Warum sind beim Rundfunk analoge Übertragungsverfahren so langlebig, während digitale Verfahren dagegen ziemlich kurzlebig sind, wie zahlreiche Beispiele gezeigt haben? Hierzu zunächst einige physikalische Überlegungen. Da man aufgrund des (sonst notwendigen) technischen Aufwandes weder Audiosignale noch Videosignale in deren eigenem Frequenzbereich übertragen kann, müssen zur Übertragung Audio- und Video-Signale einer hochfrequenten Trägerschwingung aufgeprägt (moduliert) werden. Die Art und Weise sowohl der Modulation, als auch der (ggf. notwendigen) Vor-Verarbeitung der (allgemein gesprochen) Nachrichtensignale (anläßlich der Modulation) begründet die Unterschiede, die sich schließlich in der Lebensdauer der Übertragungsverfahren bemerkbar machen. Grundsätzliches zur Modulation
Ein hochfrequentes Trägersignal ist grundsätzlich eine (einzelne) Cosinusschwingung. uT(t) = A cos(ωt + φ)
Bezüglich des Trägersignals gibt es keine weiteren Möglichkeiten der Einwirkung. Zudem zeigt eine genauere Analyse, daß Frequenz- und Phasen-Modulation sehr eng mit einander „verwandt“ sind. Analoge Audio-Übertragung (AM oder FM)
Bei der analogen Audio-Übertragung (AM Rundfunk im LMK Bereich oder FM Rundfunk im UKW Bereich) wurden stets die gleichen Prinzipien verwendet: Der HF-Träger wurde entweder in seiner Amplitude proportional zum (analogen) Audio-Signal beeinflußt (AM) oder er wurde in seiner (momentanen) Frequenz proportional zum (analogen) Audio-Signal beeinflußt (FM). Analoge Video-Übertragung
Während ein (analoges) Audio-Signal eine „eindimensionale“ Zeitfunktion darstellt, ist eine optische Information zunächst „zweidimensional“ (Breite * Höhe). Aus technischen Gründen (Aufwand) muß diese Information mit Hilfe eines „eindimensionalen“ Signals übertragen werden. Das geht natürlich nicht „verlustfrei“, was bedeutet, daß tatsächlich nur ein kleiner Teil der ursprünglichen Information übertragen wird. Digitale Audio-Übertragung
Sieht man ab von der ISDN Übertragung beim Telefon, so beginnt die digitale Audio-Übertragung mit der Einführung der CD. Rein formal ist eine solche CD tatsächlich auch ein „Übertragungs-Medium“ (auf welchem die Signale in „eingefrorenem“ Zustand „übertragen“ werden können).

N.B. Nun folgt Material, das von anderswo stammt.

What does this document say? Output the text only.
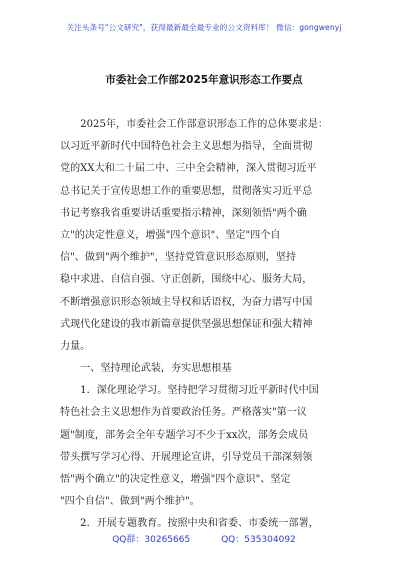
关注头条号"公文研究"，获得最新最全最专业的公文资料库！ 微信：gongwenyj
市委社会工作部2025年意识形态工作要点
　　2025年，市委社会工作部意识形态工作的总体要求是：
以习近平新时代中国特色社会主义思想为指导，全面贯彻
党的XX大和二十届二中、三中全会精神，深入贯彻习近平
总书记关于宣传思想工作的重要思想，贯彻落实习近平总
书记考察我省重要讲话重要指示精神，深刻领悟"两个确
立"的决定性意义，增强"四个意识"、坚定"四个自
信"、做到"两个维护"，坚持党管意识形态原则，坚持
稳中求进、自信自强、守正创新，围绕中心、服务大局，
不断增强意识形态领域主导权和话语权，为奋力谱写中国
式现代化建设的我市新篇章提供坚强思想保证和强大精神
力量。
　　一、坚持理论武装，夯实思想根基
　　1．深化理论学习。坚持把学习贯彻习近平新时代中国
特色社会主义思想作为首要政治任务。严格落实"第一议
题"制度，部务会全年专题学习不少于xx次，部务会成员
带头撰写学习心得、开展理论宣讲，引导党员干部深刻领
悟"两个确立"的决定性意义，增强"四个意识"、坚定
"四个自信"、做到"两个维护"。
　　2．开展专题教育。按照中央和省委、市委统一部署，
QQ群：30265665	QQ：535304092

Das erste digitale Übertragungsverfahren im Rundfunk (Digitaler Satelliten Rundfunk, DSR) verwendete tatsächlich ein Verfahren, das dem auf der CD sehr ähnlich war. Dieses wurde seinerzeit von der Telekom als Betreiber des Satelliten stark beworben. Praktisch jede Firma, die „etwas auf sich hielt“ produzierte einen DSR Empfänger. Und in der Tat, der Empfang, d.h. die Qualität des empfangenen Audio-Signals, war hervorragend. Viele Audio-Enthusiasten schafften sich eine (damals recht teure) DSR Empfangsanlage an. Grundsätzliches zur digitalen Modulation
Auch bei digitaler Modulation gibt es bezüglich des HF Trägers keine anderen Möglichkeiten, diesen zu modulieren, als bei analogen Modulationen, nämlich in seiner Amplitude und Phase (bzw. Frequenz). Bei digitaler Übertragung bestehen also große Freiheitsgrade bezüglich der Festlegung der Symbole. Die Auswahlkriterien werden i.a. durch technische Randbedingungen festgelegt. Das sind z.B. erforderliche Sendeleistung oder notwendige Übertragungsbandbreite. Übertragungsbandbreite ist ein knappes und teures Gut, wie aus den Versteigerungen der Mobilfunk-Frequenzen hinlänglich bekannt ist. Wenn also Bandbreite gespart werden kann, ist das ein meistens hinreichender Grund dafür, ein bislang vorhandenes Übertragungsverfahren zu verlassen. Genau das ist z.B. mit DSR passiert. Zur Quell-CodierungFür eine digitale Übertragung muß ein analoges Signal zunächst abgetastet und quantisiert werden. Das ist von der CD her bekannt. Aber nun kommt neu hinzu, daß man alles, was das Ohr nicht „hört“, erst gar nicht überträgt. Dieser Prozeß des definierten Weglassens von „irrelevanter“ Information wird mit Quell-Codierung bezeichnet. Hierzu war erforderlich, die Eigenschaften des Gehörs zu erforschen und dann geeignete (mathematische) Modelle zu entwickeln, mit deren Hilfe alles aus einem Audio-Datenstrom eliminiert werden kann, was „das Ohr“ nicht wahrnimmt.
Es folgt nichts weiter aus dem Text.